Campagna elettorale: ipotesi di bestiario

di Massimiliano Martucci

Sta arrivando, mancano poche ore e le nostre città saranno letteralmente tappezzate di manifesti e di volantini, di santi, di materiale di propaganda elettorale. Sarà curioso fare una statistica delle parole più usate, ma già adesso è possibile fare una previsione. Innanzitutto la parola “cambiamento” diventerà un tormentone: dobbiamo cambiare le cose, c’è bisogno di un cambiamento. Quindi “la gente” che è stanca, che non ne può più, che ha bisogno di “rinnovamento”. Perché i politici finora sono stati “autoreferenziali”, hanno pensato agli “affari loro”, e non agli “interessi della città”. Una città che da troppo tempo “non è stata governata”, che ha subito gli interessi dei “gruppi di affari”.

Quindi, come le previsioni astronomiche, la campagna elettorale sfornerà slogan e messaggi buoni per tutte le stagioni, buoni per la destra e per la sinistra. Così, per esempio, chi sta in Consiglio Comunale da decenni fa manifesti in cui chiede alle persone di “far sentire la propria voce” per “far sentire i propri diritti”, chi è stato condannato per falso in atto pubblico e implicato in vari scandali sessuali dice di essere “da sempre vicino alla gente”.

La gente, animale strano, che non ha volto, non ha colore, che bisogna “intercettare”, come se fosse un asteroide, come se fosse un assist. La gente che incontri per strada e che non vuole farsi intervistare sulla politica, non vuole parlare, consapevole, purtroppo, che ci sono cose che non possono cambiare. E quindi, in maniera gattopardiana, si cambia tutto ma non si cambia nulla, perché bisogna ricostruire il “rapporto di fiducia” con i cittadini. Da troppo tempo, ormai, la politica “è lontana dai problemi della gente”, soprattutto se è gente “comune”. A proposito di “comune”, non bisogna dimenticare che stiamo lavorando per il “bene comune”, perché la “comunità” ha bisogno di “rinnovamento”, di qualcuno che badi più agli interessi del “territorio” e non ai suoi.
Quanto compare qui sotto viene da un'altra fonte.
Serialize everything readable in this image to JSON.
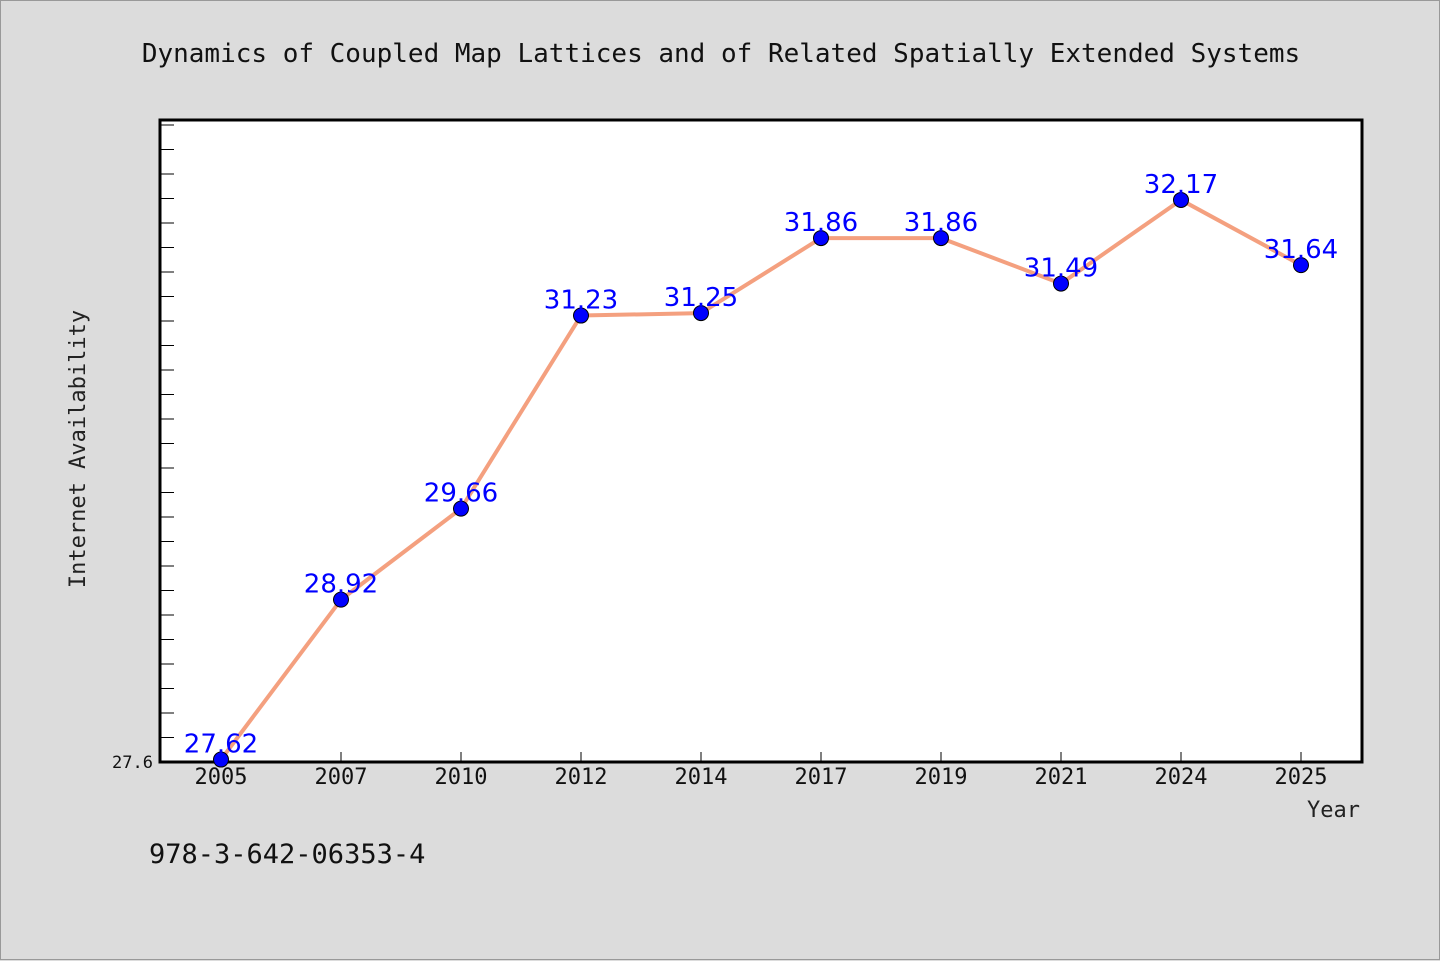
{
  "footer_text": "978-3-642-06353-4",
  "colors": {
    "background": "#dcdcdc",
    "plot_background": "#ffffff",
    "line": "#f4a07f",
    "marker": "#0000ff",
    "data_label": "#0000ff"
  },
  "chart_data": {
    "type": "line",
    "title": "Dynamics of Coupled Map Lattices and of Related Spatially Extended Systems",
    "xlabel": "Year",
    "ylabel": "Internet Availability",
    "categories": [
      "2005",
      "2007",
      "2010",
      "2012",
      "2014",
      "2017",
      "2019",
      "2021",
      "2024",
      "2025"
    ],
    "values": [
      27.62,
      28.92,
      29.66,
      31.23,
      31.25,
      31.86,
      31.86,
      31.49,
      32.17,
      31.64
    ],
    "data_labels": [
      "27.62",
      "28.92",
      "29.66",
      "31.23",
      "31.25",
      "31.86",
      "31.86",
      "31.49",
      "32.17",
      "31.64"
    ],
    "ylim": [
      27.6,
      32.82
    ],
    "y_tick_labels": [
      "27.6"
    ],
    "grid": false,
    "legend": "none",
    "marker": "circle"
  }
}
Ovviamente c’è il lavoro. Sono anni che l’amministrazione non si è “occupata dei problemi delle imprese / degli operai / dei cassintegrati / dei giovani / dei disoccupati” ed è “arrivato il momento di cambiare / rinnovare / dare spazio ai giovani”.

I giovani, una categoria che non si capisce quali limiti anagrafici abbia. I giovani sono i trentenni, oppure i quarantenni che non si sono mai candidati? Chi sono i giovani di cui va in cerca la politica? I “giovani” di solito sono espressione di qualche “vecchio” che, in classico stile cooptazione partitico, utilizza le speranze e le passioni di chi di politica partitica non ha esperienza e lo catapulta nel tritacarne.

La verità è che bisogna vivere e fare la politica con “passione” per ridare “speranza” alla “gente”. Oppure, molto più semplicemente fare domande ai candidati:

  • Chi sei?
  • Dove vuoi andare?
  • Perché io dovrei votarti.

Se non rispondono in maniera soddisfacente sono solo facce buone per la collezione di santini.